Africapostews : Bonjour Paul ! Quand avez-vous lancé Iroko Project ?
Paul Knoery : Avec mon associé Gilles, nous avons lancé Iroko Project en 2016. Les six premiers mois ont été consacrés à réaliser une étude de faisabilité que nous avons menée au Sénégal et en Côte d’Ivoire. Nous avons publié un rapport justement sur cette étude qui portait sur le financement participatif. Pendant cette étude, nous avons noué des partenariats, créé notre modèle légal et lancé l’activité. Le premier projet a été financé en octobre 2016.

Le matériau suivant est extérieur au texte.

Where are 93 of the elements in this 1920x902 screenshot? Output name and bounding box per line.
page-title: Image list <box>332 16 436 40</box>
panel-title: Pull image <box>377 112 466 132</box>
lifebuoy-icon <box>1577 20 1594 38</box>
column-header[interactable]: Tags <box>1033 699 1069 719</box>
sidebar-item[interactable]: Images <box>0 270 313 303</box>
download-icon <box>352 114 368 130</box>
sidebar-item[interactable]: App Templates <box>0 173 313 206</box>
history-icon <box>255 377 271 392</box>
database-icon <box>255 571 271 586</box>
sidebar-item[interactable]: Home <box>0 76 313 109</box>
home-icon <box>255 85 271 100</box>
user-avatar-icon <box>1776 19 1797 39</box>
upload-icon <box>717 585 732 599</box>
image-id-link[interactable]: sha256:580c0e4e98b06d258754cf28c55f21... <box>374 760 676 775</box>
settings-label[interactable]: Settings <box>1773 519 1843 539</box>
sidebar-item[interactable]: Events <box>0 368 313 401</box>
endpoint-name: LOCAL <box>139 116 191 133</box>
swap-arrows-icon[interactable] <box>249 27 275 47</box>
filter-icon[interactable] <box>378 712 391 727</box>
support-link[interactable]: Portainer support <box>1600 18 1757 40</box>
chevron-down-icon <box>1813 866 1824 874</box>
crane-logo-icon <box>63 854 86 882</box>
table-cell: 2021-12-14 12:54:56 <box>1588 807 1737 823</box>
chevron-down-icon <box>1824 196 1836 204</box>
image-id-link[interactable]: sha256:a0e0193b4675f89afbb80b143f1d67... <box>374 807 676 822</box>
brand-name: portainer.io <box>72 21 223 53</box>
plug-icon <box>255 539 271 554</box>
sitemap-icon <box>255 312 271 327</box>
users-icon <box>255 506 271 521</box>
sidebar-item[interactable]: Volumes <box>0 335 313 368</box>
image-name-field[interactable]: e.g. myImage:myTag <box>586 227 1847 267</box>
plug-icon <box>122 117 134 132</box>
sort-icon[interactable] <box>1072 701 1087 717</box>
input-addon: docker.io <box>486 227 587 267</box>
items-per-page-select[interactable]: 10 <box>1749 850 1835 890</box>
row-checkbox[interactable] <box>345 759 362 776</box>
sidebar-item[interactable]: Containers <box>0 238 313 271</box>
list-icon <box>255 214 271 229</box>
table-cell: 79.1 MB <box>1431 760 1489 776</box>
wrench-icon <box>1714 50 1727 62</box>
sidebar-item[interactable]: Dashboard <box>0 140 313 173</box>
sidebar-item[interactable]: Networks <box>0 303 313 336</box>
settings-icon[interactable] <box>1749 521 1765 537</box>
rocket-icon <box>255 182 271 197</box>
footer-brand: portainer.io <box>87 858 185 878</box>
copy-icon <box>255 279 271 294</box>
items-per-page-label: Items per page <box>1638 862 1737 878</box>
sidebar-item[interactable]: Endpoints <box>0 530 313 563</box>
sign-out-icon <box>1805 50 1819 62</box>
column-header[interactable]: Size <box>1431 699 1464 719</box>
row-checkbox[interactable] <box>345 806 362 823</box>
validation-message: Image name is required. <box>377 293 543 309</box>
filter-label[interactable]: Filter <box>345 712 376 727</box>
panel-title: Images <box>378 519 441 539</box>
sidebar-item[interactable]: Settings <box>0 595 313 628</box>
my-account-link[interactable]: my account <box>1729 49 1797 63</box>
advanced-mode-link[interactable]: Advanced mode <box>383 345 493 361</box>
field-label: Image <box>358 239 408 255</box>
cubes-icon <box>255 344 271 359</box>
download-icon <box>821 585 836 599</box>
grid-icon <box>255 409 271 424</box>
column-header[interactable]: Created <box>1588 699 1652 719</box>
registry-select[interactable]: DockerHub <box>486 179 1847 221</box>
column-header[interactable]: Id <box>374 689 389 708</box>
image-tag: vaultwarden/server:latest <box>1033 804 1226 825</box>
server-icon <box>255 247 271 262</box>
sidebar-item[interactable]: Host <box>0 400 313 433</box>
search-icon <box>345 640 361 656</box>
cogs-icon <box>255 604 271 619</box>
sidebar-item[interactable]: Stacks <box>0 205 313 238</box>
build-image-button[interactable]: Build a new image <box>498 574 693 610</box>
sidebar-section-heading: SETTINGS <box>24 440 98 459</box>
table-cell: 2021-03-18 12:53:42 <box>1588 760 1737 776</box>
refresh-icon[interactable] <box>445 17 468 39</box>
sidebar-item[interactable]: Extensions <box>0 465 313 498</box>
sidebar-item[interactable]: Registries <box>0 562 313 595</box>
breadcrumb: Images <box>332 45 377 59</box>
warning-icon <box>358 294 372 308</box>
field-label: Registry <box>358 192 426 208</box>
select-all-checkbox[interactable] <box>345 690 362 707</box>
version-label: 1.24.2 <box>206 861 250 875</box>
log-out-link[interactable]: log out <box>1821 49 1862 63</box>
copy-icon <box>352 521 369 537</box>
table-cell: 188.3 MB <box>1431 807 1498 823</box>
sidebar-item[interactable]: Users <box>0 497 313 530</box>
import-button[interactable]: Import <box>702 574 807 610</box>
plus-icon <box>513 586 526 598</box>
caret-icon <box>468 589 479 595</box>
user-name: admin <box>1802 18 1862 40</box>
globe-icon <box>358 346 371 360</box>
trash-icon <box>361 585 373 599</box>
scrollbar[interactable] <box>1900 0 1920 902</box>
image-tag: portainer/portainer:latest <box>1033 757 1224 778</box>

Et pourquoi lancer cette initiative ici, en Afrique de l’Ouest ?
Ce projet est en fait la continuité d’une réflexion que Gilles et moi menions depuis un moment déjà. Dans un premier temps, sur l’emploi et le chômage en Afrique de l’Ouest. Et dans un deuxième temps, sur la place primordiale qu’occupent les PME, car elles sont, selon nous, le levier le plus important pour combattre le chômage et créer de l’emploi.
Mon associé et moi avons eu l’occasion de faire plusieurs stages en Afrique. Gilles a fait un projet d’un an au Moyen-Orient sur le soutien aux PME via des associations locales. C’est donc la continuité de ce projet qui a donné naissance à Iroko Project. On est ainsi passé d’un soutien large aux PME à faciliter leur accès au financement. C’était la principale barrière qu’elles rencontraient.
Et donc Iroko Project, que faites-vous exactement ?
Comme je le disais, notre but était de faciliter l’accès au financement pour les PME. Nous avons d’abord regardé tous les modes de financement traditionnels et notre objectif était de proposer un nouveau canal de financement. Nous avons adapté le financement participatif en dettes rémunérées. Il s’agit d’un concept de financement à plusieurs des projets, en l’occurrence des PME. Sauf qu’ici c’est un véritable crédit remboursé par celles-ci, comme à la banque.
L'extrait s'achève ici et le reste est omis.